Ethical considerations in communication
Ethics is a branch of philosophy that focuses on issues of right and wrong in human affairs.
Ethical Communicators:
1. Respect audience
2. Consider the result of communication
3. Value truth
4. Use information correctly
5. Do not falsify information
Lesson 2:
communication and globalization
Globalization is the communication and assimilation among individuals, ethnicities, races, institutions, government of various nations
supported by technology and compelled by international trade.
Due to globalization, the more you become exposed to diversity --- the valuing of the uniqueness or differences in gender preference,
color, age, religious affiliation, ethnicity, education, social and economic status and political beliefs.
Hence, to effectively communicate in a global context, a general understanding of the differences in conducting communication from one
country to another or from one culture to another helps avoid miscommunication.
People’s background and experiences influence their view of the world and the values, beliefs and behavior patterns assumed to be
good. The following are possible cultural barriers to effective communication in a global environment:
1. Cultural relativism
2. Lack of knowledge of other’s culture
3. Discrimination and harassment
4. Language differences
To get the desired outcome or response, the above barriers must be properly addressed. It is the responsibility of the parties involved in
the communication process to eliminate the possible hindrances in their exchange.

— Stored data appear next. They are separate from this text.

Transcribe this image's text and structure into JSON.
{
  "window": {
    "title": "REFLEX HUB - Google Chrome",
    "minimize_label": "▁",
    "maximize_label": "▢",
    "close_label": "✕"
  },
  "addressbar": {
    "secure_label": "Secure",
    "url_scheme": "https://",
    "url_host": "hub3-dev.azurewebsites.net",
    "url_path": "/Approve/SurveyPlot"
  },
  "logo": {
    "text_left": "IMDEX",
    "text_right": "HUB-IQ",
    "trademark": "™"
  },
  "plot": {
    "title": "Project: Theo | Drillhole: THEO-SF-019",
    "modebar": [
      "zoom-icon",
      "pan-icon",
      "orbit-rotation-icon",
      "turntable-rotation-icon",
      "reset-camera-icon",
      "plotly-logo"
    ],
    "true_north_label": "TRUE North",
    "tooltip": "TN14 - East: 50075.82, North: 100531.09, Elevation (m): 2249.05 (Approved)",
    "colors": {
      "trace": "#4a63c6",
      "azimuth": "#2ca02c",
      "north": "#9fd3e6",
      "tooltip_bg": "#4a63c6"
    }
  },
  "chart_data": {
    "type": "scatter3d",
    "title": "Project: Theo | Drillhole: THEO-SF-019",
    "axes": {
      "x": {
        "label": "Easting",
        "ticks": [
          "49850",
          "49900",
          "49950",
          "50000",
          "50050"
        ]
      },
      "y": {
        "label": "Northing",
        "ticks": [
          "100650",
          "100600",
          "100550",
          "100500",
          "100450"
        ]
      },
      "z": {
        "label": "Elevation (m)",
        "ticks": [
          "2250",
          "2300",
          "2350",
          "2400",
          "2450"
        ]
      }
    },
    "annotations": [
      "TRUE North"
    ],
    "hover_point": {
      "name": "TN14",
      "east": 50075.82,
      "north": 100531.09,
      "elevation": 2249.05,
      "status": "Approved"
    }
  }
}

The goal of effective global communication is to achieve
communication that gets the desired response leading to harmonious connections, Krizan (2014) suggests these strategies to become an effective
global communicator:
1. Review communication principles
2. Analyze the message receiver
3. Be open to an accepting of other cultures
4. Learn about cultures and apply what is learned
5. Consider language needs
LESSON 3:
LOCAL AND GLOBAL COMMUNICATION IN MULTICULTURAL SETTINGS
Intercultural communication – refers to interaction with people from diverse cultures (Jandt, 1998)
Forms of Intercultural Communication (Jandt, 1998)
1. Interracial communication – communicating with people from different races
2. Interethnic communication – interacting with people of different ethnic origins
3. International communication – communicating between representatives from different nations
4. Intracultural communication – interacting with members of the same racial or ethnic group or co-culture
According to Gamble and Gamble (2008), communication style among cultures differs; it may be high-context or low-context
communication
High-context communication is a tradition-linked communication system which adheres strongly to being indirect. Low-context
communication is a system that works on straightforward communication.
Improving Intercultural Communication Competence
The following guidelines may help you enhance your ability to communicate widely across cultures (Gamble & Gamble, 2008)
1. Recognize the validity and differences of communication styles among people.
2. Learn to eliminate personal biases and prejudices.
3. Strive to acquire communication skills necessary in a multicultural world.